Clôture du 400e anniversaire de Québec en France

Paris — Inaugurées en mai par la visite controversée de la gouverneure générale, Michaëlle Jean, à La Rochelle, les festivités du 400e anniversaire de Québec en France se sont achevées hier sur un ton plus consensuel. Pour clore la multitude d'événements qui se sont déroulés un peu partout dans l'Hexagone, l'ancien premier ministre Jean-Pierre Raffarin et la Délégation générale du Québec avaient un peu moins de 200 personnes au petit cinéma Le Balzac, près des Champs-Élysées. En plus des discours habituels, les invités ont eu droit à une avant-première du nouveau film de Robert Ménard, Le Bonheur de Pierre, une comédie un peu lourde mettant en vedette Pierre Richard et Rémi Girard.

Retenue par la campagne électorale québécoise, la ministre des Relations internationales, Monique Gagnon-Tremblay, s'est adressée à la salle par vidéo de même que le ministre de la Francophonie, Alain Joyandet, retenu quant à lui à Doha. De passage en Europe, le ministre démissionnaire Benoît Pelletier était de la fête. Le maire de Québec, Régis Labeaume, avait de son côté annulé sa visite en France pour cause de négociations syndicales.

Plus tôt dans la journée, les organisateurs avaient dressé un bilan plus que positif des centaines de manifestations qui se sont déroulées en France. Selon la commissaire générale française, Chantal Moreno, la France a consacré à cette participation environ 15 millions d'euros (23 millions de dollars). Cela inclut l'aménagement des espaces publics du Centre de la Francophonie des Amériques, inauguré à Québec par Nicolas Sarkozy, ainsi qu'une vingtaine de grands projets, comme l'exposition Le Louvre à Québec, celle du Musée du quai Branly, Regard sur la diversité culturelle, la Fête du cinéma français et le grand spectacle du 24 août dernier sur les plaines d'Abraham qui a rassemblé des artistes français et québécois.

En France, où le drapeau québécois a flotté sur de nombreuses mairies, les organisateurs ont recensé plus de 200 manifestations, petites et grandes. «C'est avec le coeur que toutes ces opérations ont été montées», dit Chantal Moreno qui rappelle que 13 régions ont pris la peine de constituer des comités spécifiques afin de participer à ces festivités. Toutes les grandes villes ont aussi organisé des événements, comme l'illumination de la tour Eiffel aux couleurs du Québec à Paris. La commissaire française est particulièrement fière de la réponse des entreprises, dont 1300 ont participé, à Québec, au forum Futurallia réunissant des petites et moyennes entreprises françaises et québécoises. «On voit déjà apparaître des événements en 2009 et 2010 qui vont être le résultat des petites graines plantées par le 400e», dit-elle.

«Pas de chipotage!»

Même satisfaction du côté du directeur général de la Société du 400e qui était à Paris pour l'occasion. Daniel Gélinas prétend ne pas avoir vraiment prêté attention à la polémique qui a entouré le lancement des fêtes par Michaëlle Jean à La Rochelle (au lieu du premier ministre Jean Charest) ou à l'erreur du magazine Paris Match qui croyait célébrer le 400e anniversaire du Québec et non pas de Québec.

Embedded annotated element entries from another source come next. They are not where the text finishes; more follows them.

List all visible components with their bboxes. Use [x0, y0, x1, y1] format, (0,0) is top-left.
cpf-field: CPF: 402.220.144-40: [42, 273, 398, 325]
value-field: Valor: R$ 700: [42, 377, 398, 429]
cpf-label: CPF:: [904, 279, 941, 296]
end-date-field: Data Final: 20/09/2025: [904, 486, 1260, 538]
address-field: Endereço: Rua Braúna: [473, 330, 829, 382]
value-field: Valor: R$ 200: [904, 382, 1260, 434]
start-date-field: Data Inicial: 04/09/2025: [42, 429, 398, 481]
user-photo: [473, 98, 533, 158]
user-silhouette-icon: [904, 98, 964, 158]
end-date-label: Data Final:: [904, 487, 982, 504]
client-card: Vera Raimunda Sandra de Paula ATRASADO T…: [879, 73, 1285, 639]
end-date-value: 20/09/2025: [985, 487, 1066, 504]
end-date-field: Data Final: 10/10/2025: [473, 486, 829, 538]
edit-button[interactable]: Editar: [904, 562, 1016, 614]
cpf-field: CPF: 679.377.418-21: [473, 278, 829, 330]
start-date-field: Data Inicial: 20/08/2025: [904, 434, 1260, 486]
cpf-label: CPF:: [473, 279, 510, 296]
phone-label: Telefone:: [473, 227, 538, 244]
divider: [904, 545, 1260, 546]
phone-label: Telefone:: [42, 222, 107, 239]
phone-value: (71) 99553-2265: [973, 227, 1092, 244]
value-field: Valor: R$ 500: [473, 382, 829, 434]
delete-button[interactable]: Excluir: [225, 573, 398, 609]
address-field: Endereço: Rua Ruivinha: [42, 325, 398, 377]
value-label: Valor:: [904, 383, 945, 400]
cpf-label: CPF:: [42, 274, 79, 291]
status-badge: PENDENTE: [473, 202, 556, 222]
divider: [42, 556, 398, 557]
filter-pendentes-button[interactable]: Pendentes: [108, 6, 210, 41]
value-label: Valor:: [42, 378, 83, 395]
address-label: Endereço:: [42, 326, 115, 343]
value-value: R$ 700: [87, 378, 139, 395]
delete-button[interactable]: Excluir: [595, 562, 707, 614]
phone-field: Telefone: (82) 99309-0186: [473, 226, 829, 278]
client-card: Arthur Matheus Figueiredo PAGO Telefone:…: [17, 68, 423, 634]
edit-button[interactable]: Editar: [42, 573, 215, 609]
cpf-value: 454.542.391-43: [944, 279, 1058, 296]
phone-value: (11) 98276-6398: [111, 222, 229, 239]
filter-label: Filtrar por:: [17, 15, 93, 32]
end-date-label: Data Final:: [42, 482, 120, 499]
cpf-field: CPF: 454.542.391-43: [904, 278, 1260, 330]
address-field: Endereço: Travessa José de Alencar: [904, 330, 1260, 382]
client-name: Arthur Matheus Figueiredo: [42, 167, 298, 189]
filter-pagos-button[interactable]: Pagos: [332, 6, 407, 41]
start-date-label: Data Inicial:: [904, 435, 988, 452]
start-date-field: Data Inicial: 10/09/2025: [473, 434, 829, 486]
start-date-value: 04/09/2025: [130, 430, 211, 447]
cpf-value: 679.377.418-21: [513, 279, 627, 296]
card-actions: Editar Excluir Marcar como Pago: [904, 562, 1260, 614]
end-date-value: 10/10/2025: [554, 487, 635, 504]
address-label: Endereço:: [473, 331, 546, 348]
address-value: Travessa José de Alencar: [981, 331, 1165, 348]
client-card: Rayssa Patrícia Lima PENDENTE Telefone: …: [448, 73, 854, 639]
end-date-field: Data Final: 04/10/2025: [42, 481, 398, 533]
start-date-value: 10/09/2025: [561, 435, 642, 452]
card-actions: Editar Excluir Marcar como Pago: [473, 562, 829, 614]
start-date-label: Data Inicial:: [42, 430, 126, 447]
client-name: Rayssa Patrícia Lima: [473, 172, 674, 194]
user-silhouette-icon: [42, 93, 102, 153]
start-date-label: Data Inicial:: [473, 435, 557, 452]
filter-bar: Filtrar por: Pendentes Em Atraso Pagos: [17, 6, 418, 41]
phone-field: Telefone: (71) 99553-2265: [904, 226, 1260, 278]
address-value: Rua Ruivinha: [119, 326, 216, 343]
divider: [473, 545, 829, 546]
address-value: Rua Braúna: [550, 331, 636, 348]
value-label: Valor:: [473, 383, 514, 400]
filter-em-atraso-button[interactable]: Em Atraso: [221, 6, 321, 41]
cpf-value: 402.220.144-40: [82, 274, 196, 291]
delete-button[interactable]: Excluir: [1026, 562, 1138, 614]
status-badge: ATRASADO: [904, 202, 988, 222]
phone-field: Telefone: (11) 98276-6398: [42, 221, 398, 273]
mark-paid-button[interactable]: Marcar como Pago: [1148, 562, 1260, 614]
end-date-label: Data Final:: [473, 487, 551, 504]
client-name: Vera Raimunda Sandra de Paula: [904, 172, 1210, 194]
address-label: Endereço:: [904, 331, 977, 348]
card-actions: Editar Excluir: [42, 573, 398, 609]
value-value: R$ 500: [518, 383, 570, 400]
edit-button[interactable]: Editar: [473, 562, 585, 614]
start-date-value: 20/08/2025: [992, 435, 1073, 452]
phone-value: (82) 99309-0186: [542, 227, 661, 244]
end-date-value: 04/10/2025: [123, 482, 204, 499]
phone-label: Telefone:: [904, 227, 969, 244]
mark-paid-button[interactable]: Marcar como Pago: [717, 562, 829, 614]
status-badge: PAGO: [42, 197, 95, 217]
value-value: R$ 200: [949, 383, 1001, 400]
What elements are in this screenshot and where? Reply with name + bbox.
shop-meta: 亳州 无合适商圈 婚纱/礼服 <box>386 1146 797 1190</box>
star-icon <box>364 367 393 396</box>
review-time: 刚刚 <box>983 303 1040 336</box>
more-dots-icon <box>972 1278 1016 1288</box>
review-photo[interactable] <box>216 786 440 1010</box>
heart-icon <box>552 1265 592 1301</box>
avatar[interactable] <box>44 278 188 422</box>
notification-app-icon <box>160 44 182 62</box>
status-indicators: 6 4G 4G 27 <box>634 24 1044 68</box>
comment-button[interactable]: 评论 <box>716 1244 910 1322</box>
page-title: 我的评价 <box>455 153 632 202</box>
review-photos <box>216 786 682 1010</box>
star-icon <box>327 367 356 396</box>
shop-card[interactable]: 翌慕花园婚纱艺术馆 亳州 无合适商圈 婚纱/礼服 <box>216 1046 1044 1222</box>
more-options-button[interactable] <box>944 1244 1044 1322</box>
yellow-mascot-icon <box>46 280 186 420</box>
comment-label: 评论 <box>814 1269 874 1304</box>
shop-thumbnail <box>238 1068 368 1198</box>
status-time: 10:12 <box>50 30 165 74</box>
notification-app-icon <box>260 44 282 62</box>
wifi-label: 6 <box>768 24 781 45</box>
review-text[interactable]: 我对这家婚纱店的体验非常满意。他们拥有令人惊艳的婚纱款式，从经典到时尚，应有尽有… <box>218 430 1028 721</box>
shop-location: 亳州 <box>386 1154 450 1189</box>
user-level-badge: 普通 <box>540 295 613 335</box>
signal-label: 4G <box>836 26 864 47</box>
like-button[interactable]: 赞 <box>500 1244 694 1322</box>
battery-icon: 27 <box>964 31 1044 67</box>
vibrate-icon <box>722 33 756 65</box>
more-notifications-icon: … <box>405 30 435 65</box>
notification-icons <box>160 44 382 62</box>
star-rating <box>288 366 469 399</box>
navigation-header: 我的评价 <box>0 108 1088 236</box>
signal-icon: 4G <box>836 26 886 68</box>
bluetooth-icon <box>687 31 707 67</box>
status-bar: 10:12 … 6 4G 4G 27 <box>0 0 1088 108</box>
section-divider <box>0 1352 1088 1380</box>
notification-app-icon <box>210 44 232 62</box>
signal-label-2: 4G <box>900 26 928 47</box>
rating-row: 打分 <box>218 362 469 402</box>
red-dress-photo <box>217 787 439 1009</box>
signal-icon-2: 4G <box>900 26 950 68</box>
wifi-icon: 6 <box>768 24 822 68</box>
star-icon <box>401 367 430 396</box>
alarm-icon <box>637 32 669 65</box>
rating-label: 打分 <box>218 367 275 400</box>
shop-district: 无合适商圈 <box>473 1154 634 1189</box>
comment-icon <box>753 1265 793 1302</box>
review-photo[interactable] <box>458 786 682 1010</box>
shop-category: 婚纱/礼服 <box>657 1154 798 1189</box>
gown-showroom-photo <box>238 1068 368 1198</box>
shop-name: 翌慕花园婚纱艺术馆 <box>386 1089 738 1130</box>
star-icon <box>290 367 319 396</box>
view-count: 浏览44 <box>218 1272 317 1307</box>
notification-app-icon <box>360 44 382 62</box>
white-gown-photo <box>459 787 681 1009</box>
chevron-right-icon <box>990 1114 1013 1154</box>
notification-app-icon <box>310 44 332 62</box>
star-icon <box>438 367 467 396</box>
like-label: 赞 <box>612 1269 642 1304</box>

«Au 300e anniversaire, on parlait plus de la présence britannique, dit-il. Aujourd'hui, c'est la France et je suis content de cela. C'est eux qui ont fondé la Nouvelle-France.» Daniel Gélinas souligne la circulation sans précédent de politiciens français à Québec cette année: président, premier ministre, présidents de régions, députés, sénateurs et maires.

Il n'exprime pas «de déception» à la suite du passage en coup de vent du président Nicolas Sarkozy qui, au lieu des trois jours prévus, n'est demeuré que 26 heures à Québec. Même son de cloche de Chantal Moreno qui juge que la présence en même temps à Québec du président Nicolas Sarkozy et de son premier ministre François Fillon (qui a remplacé le président au Sommet de la Francophonie) est exceptionnelle. À propos des médias québécois qui ont tous souligné la brièveté de la visite présidentielle, Chantal Moreno se dit d'ailleurs «dépassée par le débat québéco-québécois. [...] Nous avons du mal à comprendre cette réaction».

Personne n'a souhaité revenir sur la déclaration pourtant très remarquée du président à la Citadelle de Québec en faveur de l'unité canadienne. Parlant du Canada, Nicolas Sarkozy avait alors déclaré que le monde n'avait «pas besoin d'une division de plus». Philippe Péjo, conseiller du secrétaire d'État à la Francophonie Alain Joyandet, s'est contenté de reprendre les mots prononcés par ce dernier en octobre à Québec: «Pas de chipotage!»